I-66 in Fairfax County has always baffled me as the only 2-lane interstate highway to access a major city. A simple geospatial analysis I performed in Google Earth examining road conditions in America’s top ten metros show I-66 is the narrowest Interstate Highway feeding a downtown area. As Governor McAuliffe and Transportation Secretary Aubrey Lane move to seal off the district from us cheap suburbanites with sky-high tolls, many wonder if parallel collector streets and Metro busses can handle the inevitable spillover.
The top ten major metros (New York, Los Angeles, Chicago, Dallas, Houston, Washington, Philadelphia, Miami, Atlanta, and Boston) all have two or more major highways entering the central business district. Each highway has at least 3 travel lanes with two exceptions: I-78 (Jersey Turnpike ext.) and 478 in New York City shorten to 2 lanes on approach to the Holland and Brooklyn Battery Tunnels and a 0.8 mile section of I-76 (Schuylkill Expy) in Philadelphia. That section of I-76 has an Average Daily Traffic (ADT) count of 26,000 cars whereas peak morning hours alone produce that many drivers on I-66 in Arlington. The actual width of these roadways (including shoulder) are more accommodating too, where I-78 and I-76 measure 34’-36’ in length per direction and I-66 between Glebe Rd and Lee Hwy typically measure 31’-34’.
According to the VDOT website there are still no plans in place to expand or enhance Lee Hwy, Arlington Blvd or Washington St. These are the main roads that parallel I-66, and spillover from drivers who don’t want to pay over $4,000 extra per year is inevitable.
This whole process reeks of NIMBYism and elitism from wealthy Arlington government elites. Having known residents and business contacts in the county, they want to keep their government funded homestead as pristine and unfelled as possible. Numerous proposals to widen I-66 in the past 20 years have been offered only to be rejected by well-financed legal defenses. Meanwhile, lawmakers are somehow still convinced that ‘no’ means ’yes’ and we can’t wait to board their little busses and trains.
During the 5:30 to 9:30 a.m. rush, nearly 38 percent of all eastbound traffic comes from the Dulles Connector Road (Route 267), while 29 percent comes from I-66 west of the Beltway. Maddening as it is, the tolls won’t go toward road improvements; commuters are paying for bike paths and subsidizing mass transit. People in Loudoun and Prince William Counties will be paying $9.8 million for Metro Bus maintenance and bike paths in Arlington. Furthermore, for those of you who love the idea of digging your own graves, an additional $2 million of your tolls will go toward constructing the toll lane infrastructure.
Roughly $2.2 million will go into ‘exclusive bike transit lanes’ and high-tech interactive signage in metro Arlington.

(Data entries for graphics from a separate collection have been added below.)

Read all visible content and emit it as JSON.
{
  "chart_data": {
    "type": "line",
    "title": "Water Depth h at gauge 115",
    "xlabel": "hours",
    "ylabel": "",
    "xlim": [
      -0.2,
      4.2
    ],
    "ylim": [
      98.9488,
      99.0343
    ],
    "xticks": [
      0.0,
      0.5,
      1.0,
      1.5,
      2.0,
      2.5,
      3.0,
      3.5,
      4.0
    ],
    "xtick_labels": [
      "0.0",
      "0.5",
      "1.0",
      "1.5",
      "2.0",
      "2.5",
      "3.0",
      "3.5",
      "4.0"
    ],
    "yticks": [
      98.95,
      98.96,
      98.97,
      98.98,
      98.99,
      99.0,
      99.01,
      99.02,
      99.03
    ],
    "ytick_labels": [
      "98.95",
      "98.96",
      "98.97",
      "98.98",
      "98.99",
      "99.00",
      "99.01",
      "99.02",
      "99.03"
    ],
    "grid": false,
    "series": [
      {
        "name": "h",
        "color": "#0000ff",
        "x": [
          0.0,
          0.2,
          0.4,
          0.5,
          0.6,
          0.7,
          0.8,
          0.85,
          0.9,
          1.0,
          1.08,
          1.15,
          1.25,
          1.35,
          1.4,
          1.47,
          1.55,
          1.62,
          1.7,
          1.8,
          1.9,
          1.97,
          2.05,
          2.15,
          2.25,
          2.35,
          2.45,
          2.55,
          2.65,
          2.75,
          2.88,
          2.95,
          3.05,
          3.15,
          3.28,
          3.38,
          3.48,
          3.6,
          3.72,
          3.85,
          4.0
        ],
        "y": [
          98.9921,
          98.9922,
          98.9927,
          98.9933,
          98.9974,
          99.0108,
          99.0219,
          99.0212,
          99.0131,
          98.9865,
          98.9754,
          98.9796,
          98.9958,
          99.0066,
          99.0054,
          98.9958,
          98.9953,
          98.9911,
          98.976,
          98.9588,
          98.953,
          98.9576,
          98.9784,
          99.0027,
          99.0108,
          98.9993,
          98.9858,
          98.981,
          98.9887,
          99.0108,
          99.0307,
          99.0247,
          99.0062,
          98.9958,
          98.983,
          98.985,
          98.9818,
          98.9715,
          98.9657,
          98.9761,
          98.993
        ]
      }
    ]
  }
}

Keep in mind these bike transit lanes are carved out of existing roadway. An additional 16 bike share stations, some adjacent to Metrorail stations, will serve as a final trip connector from rail and bus stops. The Northern Virginia Transportation Commission claims this will accommodate 450 extra trips per day, but color me skeptical. The 77 percent ($7.6 million) of the remaining tolls revenue will fund new and enhanced bus service.
“These projects will have a significant impact, ultimately moving an extra 5,000 people through the corridor each morning,” says NVTC Commissioner Jay Fissett. Once again, ladies and gentlemen; color me skeptical.